Bell Telephone Corporation provided telephone service for all of the United States until it the FCC and United States forced breakup in the late 1980’s. This company had very little competition from other competitors within the United States. The technology used for telecommunications gave way to Internet we have now. With the invention of the Internet, the programming now has a media that can be seen around the world.
The FCC can only regulate what the content of the programming is for within the boundaries of the United States. But in recent years the method of transmission for broadcast media has been combined with other services creating new issues for the FCC and the US government. I will discuss the history of the broadcast media, are these natural monopolies and how the FCC has regulation are effective or ineffective within these industries.

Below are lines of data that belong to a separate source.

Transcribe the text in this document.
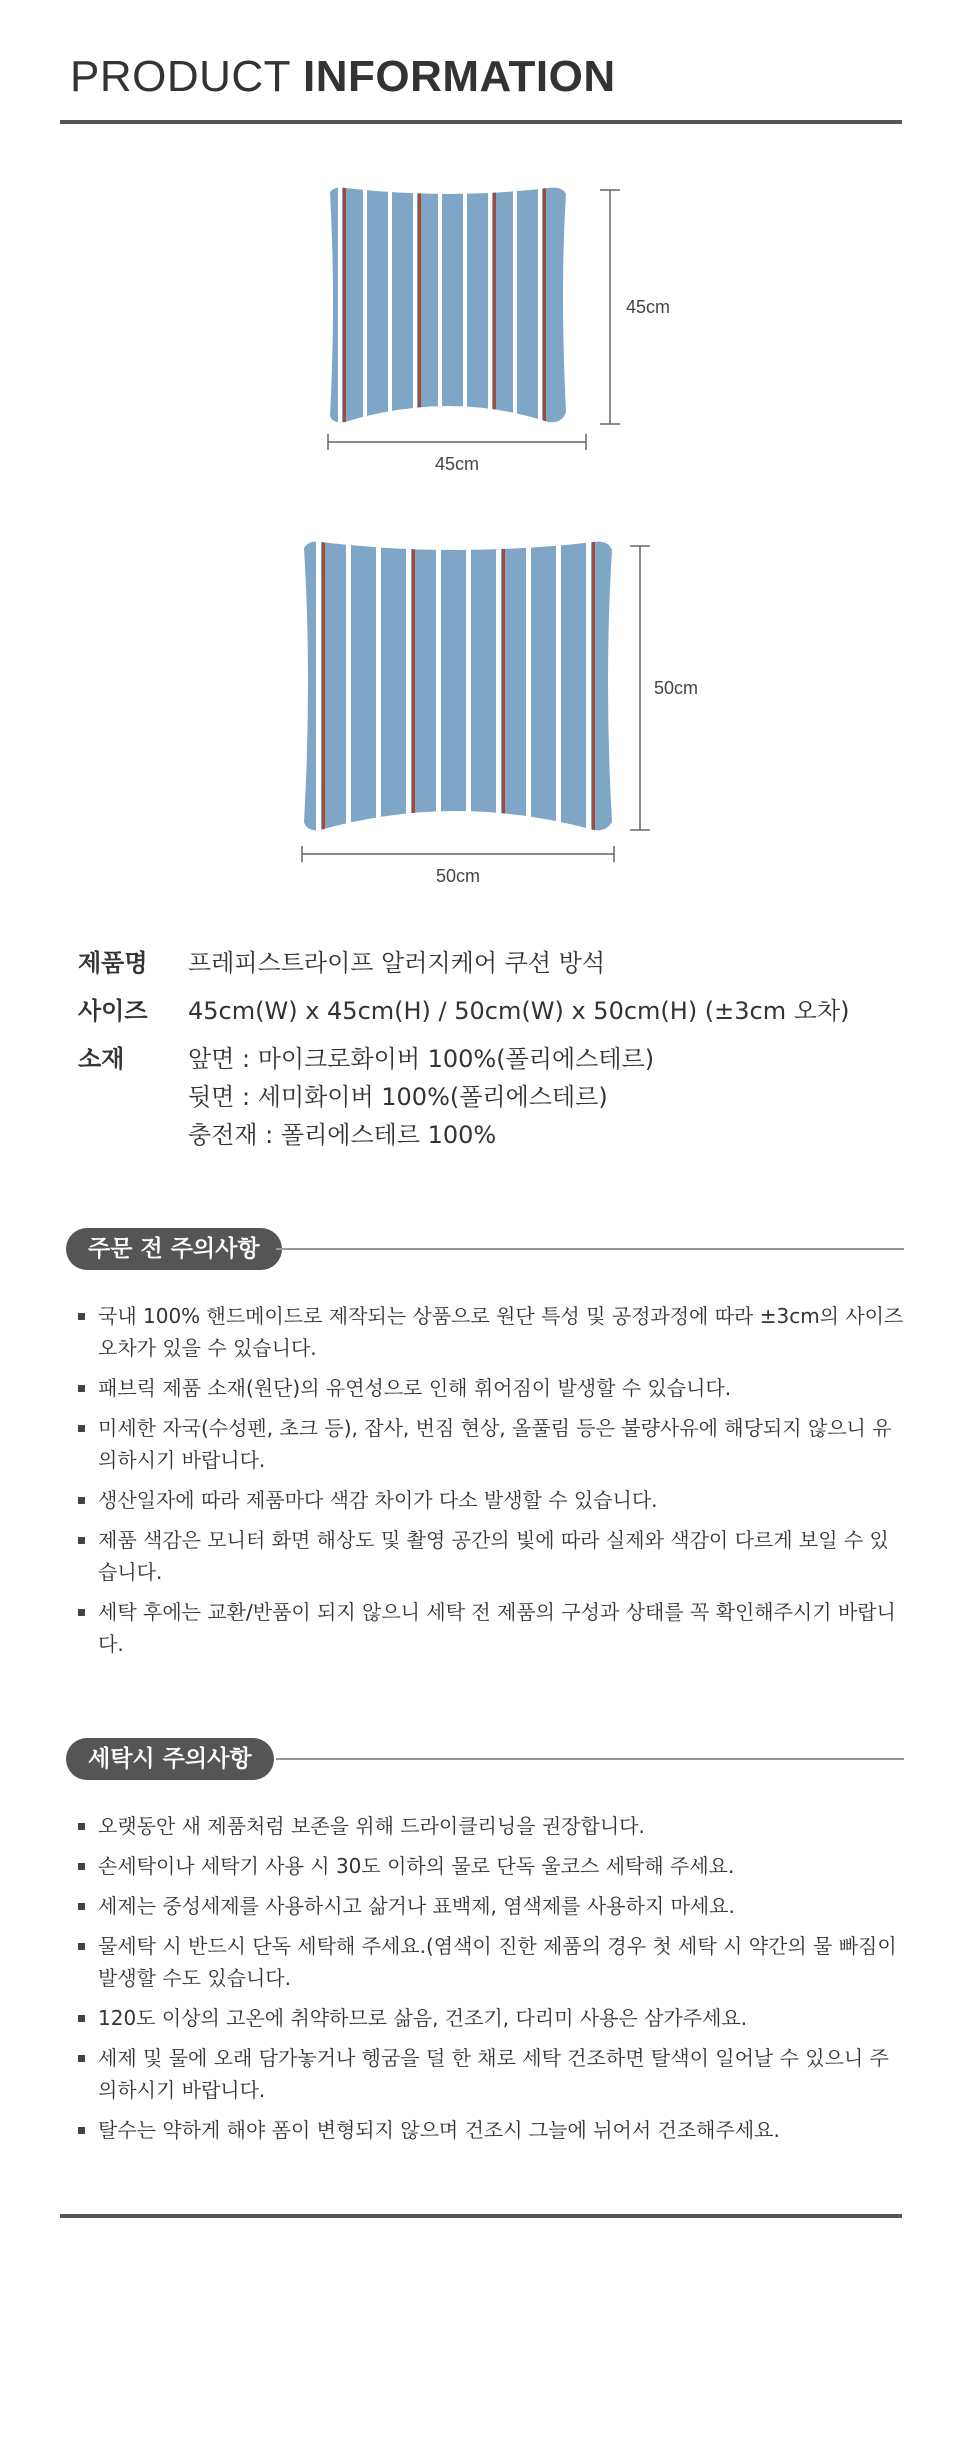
PRODUCT INFORMATION
45cm
45cm
50cm
50cm
제품명	프레피스트라이프 알러지케어 쿠션 방석
사이즈	45cm(W) x 45cm(H) / 50cm(W) x 50cm(H) (±3cm 오차)
소재	앞면 : 마이크로화이버 100%(폴리에스테르)
뒷면 : 세미화이버 100%(폴리에스테르)
충전재 : 폴리에스테르 100%
주문 전 주의사항
국내 100% 핸드메이드로 제작되는 상품으로 원단 특성 및 공정과정에 따라 ±3cm의 사이즈 오차가 있을 수 있습니다.
패브릭 제품 소재(원단)의 유연성으로 인해 휘어짐이 발생할 수 있습니다.
미세한 자국(수성펜, 초크 등), 잡사, 번짐 현상, 올풀림 등은 불량사유에 해당되지 않으니 유의하시기 바랍니다.
생산일자에 따라 제품마다 색감 차이가 다소 발생할 수 있습니다.
제품 색감은 모니터 화면 해상도 및 촬영 공간의 빛에 따라 실제와 색감이 다르게 보일 수 있습니다.
세탁 후에는 교환/반품이 되지 않으니 세탁 전 제품의 구성과 상태를 꼭 확인해주시기 바랍니다.
세탁시 주의사항
오랫동안 새 제품처럼 보존을 위해 드라이클리닝을 권장합니다.
손세탁이나 세탁기 사용 시 30도 이하의 물로 단독 울코스 세탁해 주세요.
세제는 중성세제를 사용하시고 삶거나 표백제, 염색제를 사용하지 마세요.
물세탁 시 반드시 단독 세탁해 주세요.(염색이 진한 제품의 경우 첫 세탁 시 약간의 물 빠짐이 발생할 수도 있습니다.
120도 이상의 고온에 취약하므로 삶음, 건조기, 다리미 사용은 삼가주세요.
세제 및 물에 오래 담가놓거나 헹굼을 덜 한 채로 세탁 건조하면 탈색이 일어날 수 있으니 주의하시기 바랍니다.
탈수는 약하게 해야 폼이 변형되지 않으며 건조시 그늘에 뉘어서 건조해주세요.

History of entertainment and communications media
In the late 1800’s the telegraph provided the main form of communication across long distances. These were short communications to a central office where the send and recipient could make unedited messages. This was the only method of the communication until the invention of the telephone by Alexander Graham Bell. The Bell Telephone Company devices and network provided a voice communications across the United States. Bell Telephone Company became AT&T. This telecommunications company provided a service that was unmatched by their competitors.

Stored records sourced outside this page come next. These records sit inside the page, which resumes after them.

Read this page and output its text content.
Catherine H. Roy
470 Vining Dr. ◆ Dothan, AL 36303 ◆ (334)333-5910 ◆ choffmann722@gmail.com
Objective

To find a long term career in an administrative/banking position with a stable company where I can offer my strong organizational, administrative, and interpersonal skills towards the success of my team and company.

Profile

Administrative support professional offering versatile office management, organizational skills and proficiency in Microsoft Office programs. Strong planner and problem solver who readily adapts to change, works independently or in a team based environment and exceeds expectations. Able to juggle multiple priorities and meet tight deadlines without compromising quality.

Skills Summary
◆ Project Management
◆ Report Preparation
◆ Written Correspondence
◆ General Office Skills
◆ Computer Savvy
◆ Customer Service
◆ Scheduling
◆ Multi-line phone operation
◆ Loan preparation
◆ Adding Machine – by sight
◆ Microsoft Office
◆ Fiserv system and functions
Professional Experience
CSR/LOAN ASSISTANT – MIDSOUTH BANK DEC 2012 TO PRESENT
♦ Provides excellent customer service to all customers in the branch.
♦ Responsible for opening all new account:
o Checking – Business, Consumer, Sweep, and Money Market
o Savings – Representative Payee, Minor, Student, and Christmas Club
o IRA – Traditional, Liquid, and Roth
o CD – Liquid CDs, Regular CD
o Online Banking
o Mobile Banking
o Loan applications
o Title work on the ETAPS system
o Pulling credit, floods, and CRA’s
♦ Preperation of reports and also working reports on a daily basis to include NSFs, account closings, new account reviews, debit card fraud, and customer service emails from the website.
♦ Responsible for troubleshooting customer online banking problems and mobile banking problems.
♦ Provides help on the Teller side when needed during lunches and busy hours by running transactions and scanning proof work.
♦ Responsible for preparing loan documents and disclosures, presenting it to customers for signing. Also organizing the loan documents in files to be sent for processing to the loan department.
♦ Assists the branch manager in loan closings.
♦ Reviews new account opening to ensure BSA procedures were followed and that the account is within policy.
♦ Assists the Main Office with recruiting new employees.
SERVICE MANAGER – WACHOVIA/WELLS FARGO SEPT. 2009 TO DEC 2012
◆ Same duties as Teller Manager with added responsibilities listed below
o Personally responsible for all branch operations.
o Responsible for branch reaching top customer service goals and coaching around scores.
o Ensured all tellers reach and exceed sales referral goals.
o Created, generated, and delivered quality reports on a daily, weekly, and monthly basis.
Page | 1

The FCC created the Communications Act of 1934 (Brooks, 1976) to deal with the monopolization of the telecommunications industry by AT&T. The FCC allowed AT&T to remain as a regulated monopoly even though they either drove their competitors out of business or acquire them. AT&T was allowed to own and operate the majority of the telecommunications service for the United States. In the early 1950’s the United States created a consent decree limiting AT&T to 85% of the national telephone network and release their interest in Canada and the Caribbean.
In 1984 AT&T was forced to breakup to allow for competition within the industry (Brooks, 1976). The United States government realized that there needed to be competition within the industry for growth of the technology and spark innovation. Bell and AT&T ruled the communications through telephone lines there was another media that was used for communications and entertainment, Radio.

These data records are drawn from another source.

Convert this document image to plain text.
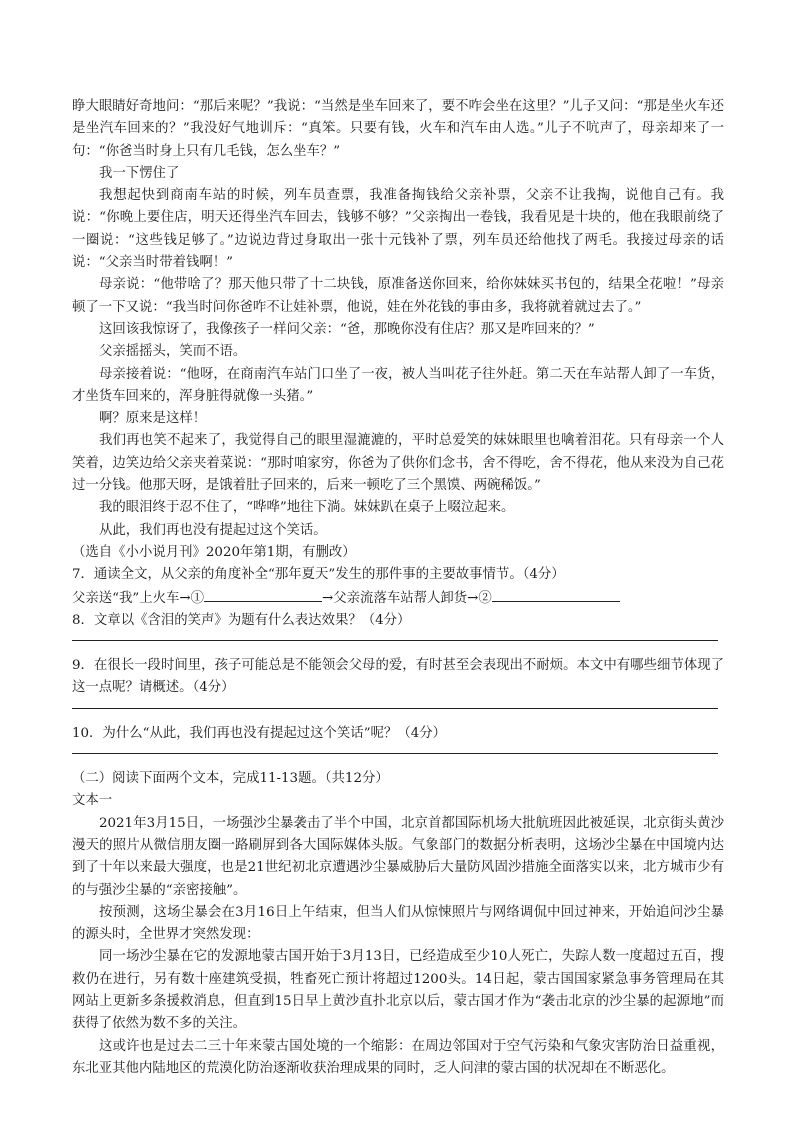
睁大眼睛好奇地问：“那后来呢？”我说：“当然是坐车回来了，要不咋会坐在这里？”儿子又问：“那是坐火车还是坐汽车回来的？”我没好气地训斥：“真笨。只要有钱，火车和汽车由人选。”儿子不吭声了，母亲却来了一句：“你爸当时身上只有几毛钱，怎么坐车？”

我一下愣住了

我想起快到商南车站的时候，列车员查票，我准备掏钱给父亲补票，父亲不让我掏，说他自己有。我说：“你晚上要住店，明天还得坐汽车回去，钱够不够？”父亲掏出一卷钱，我看见是十块的，他在我眼前绕了一圈说：“这些钱足够了。”边说边背过身取出一张十元钱补了票，列车员还给他找了两毛。我接过母亲的话说：“父亲当时带着钱啊！”

母亲说：“他带啥了？那天他只带了十二块钱，原准备送你回来，给你妹妹买书包的，结果全花啦！”母亲顿了一下又说：“我当时问你爸咋不让娃补票，他说，娃在外花钱的事由多，我将就着就过去了。”

这回该我惊讶了，我像孩子一样问父亲：“爸，那晚你没有住店？那又是咋回来的？”

父亲摇摇头，笑而不语。

母亲接着说：“他呀，在商南汽车站门口坐了一夜，被人当叫花子往外赶。第二天在车站帮人卸了一车货，才坐货车回来的，浑身脏得就像一头猪。”

啊？原来是这样！

我们再也笑不起来了，我觉得自己的眼里湿漉漉的，平时总爱笑的妹妹眼里也噙着泪花。只有母亲一个人笑着，边笑边给父亲夹着菜说：“那时咱家穷，你爸为了供你们念书，舍不得吃，舍不得花，他从来没为自己花过一分钱。他那天呀，是饿着肚子回来的，后来一顿吃了三个黑馍、两碗稀饭。”

我的眼泪终于忍不住了，“哗哗”地往下淌。妹妹趴在桌子上啜泣起来。

从此，我们再也没有提起过这个笑话。

（选自《小小说月刊》2020年第1期，有删改）

7．通读全文，从父亲的角度补全“那年夏天”发生的那件事的主要故事情节。（4分）

父亲送“我”上火车→①	→父亲流落车站帮人卸货→②

8．文章以《含泪的笑声》为题有什么表达效果？（4分）

9．在很长一段时间里，孩子可能总是不能领会父母的爱，有时甚至会表现出不耐烦。本文中有哪些细节体现了这一点呢？请概述。（4分）

10．为什么“从此，我们再也没有提起过这个笑话”呢？（4分）

（二）阅读下面两个文本，完成11-13题。（共12分）

文本一

2021年3月15日，一场强沙尘暴袭击了半个中国，北京首都国际机场大批航班因此被延误，北京街头黄沙漫天的照片从微信朋友圈一路刷屏到各大国际媒体头版。气象部门的数据分析表明，这场沙尘暴在中国境内达到了十年以来最大强度，也是21世纪初北京遭遇沙尘暴威胁后大量防风固沙措施全面落实以来，北方城市少有的与强沙尘暴的“亲密接触”。

按预测，这场尘暴会在3月16日上午结束，但当人们从惊悚照片与网络调侃中回过神来，开始追问沙尘暴的源头时，全世界才突然发现：

同一场沙尘暴在它的发源地蒙古国开始于3月13日，已经造成至少10人死亡，失踪人数一度超过五百，搜救仍在进行，另有数十座建筑受损，牲畜死亡预计将超过1200头。14日起，蒙古国国家紧急事务管理局在其网站上更新多条援救消息，但直到15日早上黄沙直扑北京以后，蒙古国才作为“袭击北京的沙尘暴的起源地”而获得了依然为数不多的关注。

这或许也是过去二三十年来蒙古国处境的一个缩影：在周边邻国对于空气污染和气象灾害防治日益重视，东北亚其他内陆地区的荒漠化防治逐渐收获治理成果的同时，乏人问津的蒙古国的状况却在不断恶化。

The invention of Radio made wireless communication possible. The technology converted voice messages to radio waves transmitted over the air to other radio receivers (Messere, 2012). This medium allowed for the creation of the first broadcast stations providing entertainment to the masses. We already had motion pictures that provide a venue for writers and directors to express themselves no matter what the content of the material was to adults. Now radio provided a medium to share these ideas as well. These radio broadcast had freedom to say whatever they wanted without consequence. This medium was first regulation in 1910 with reserved legislation by Congress.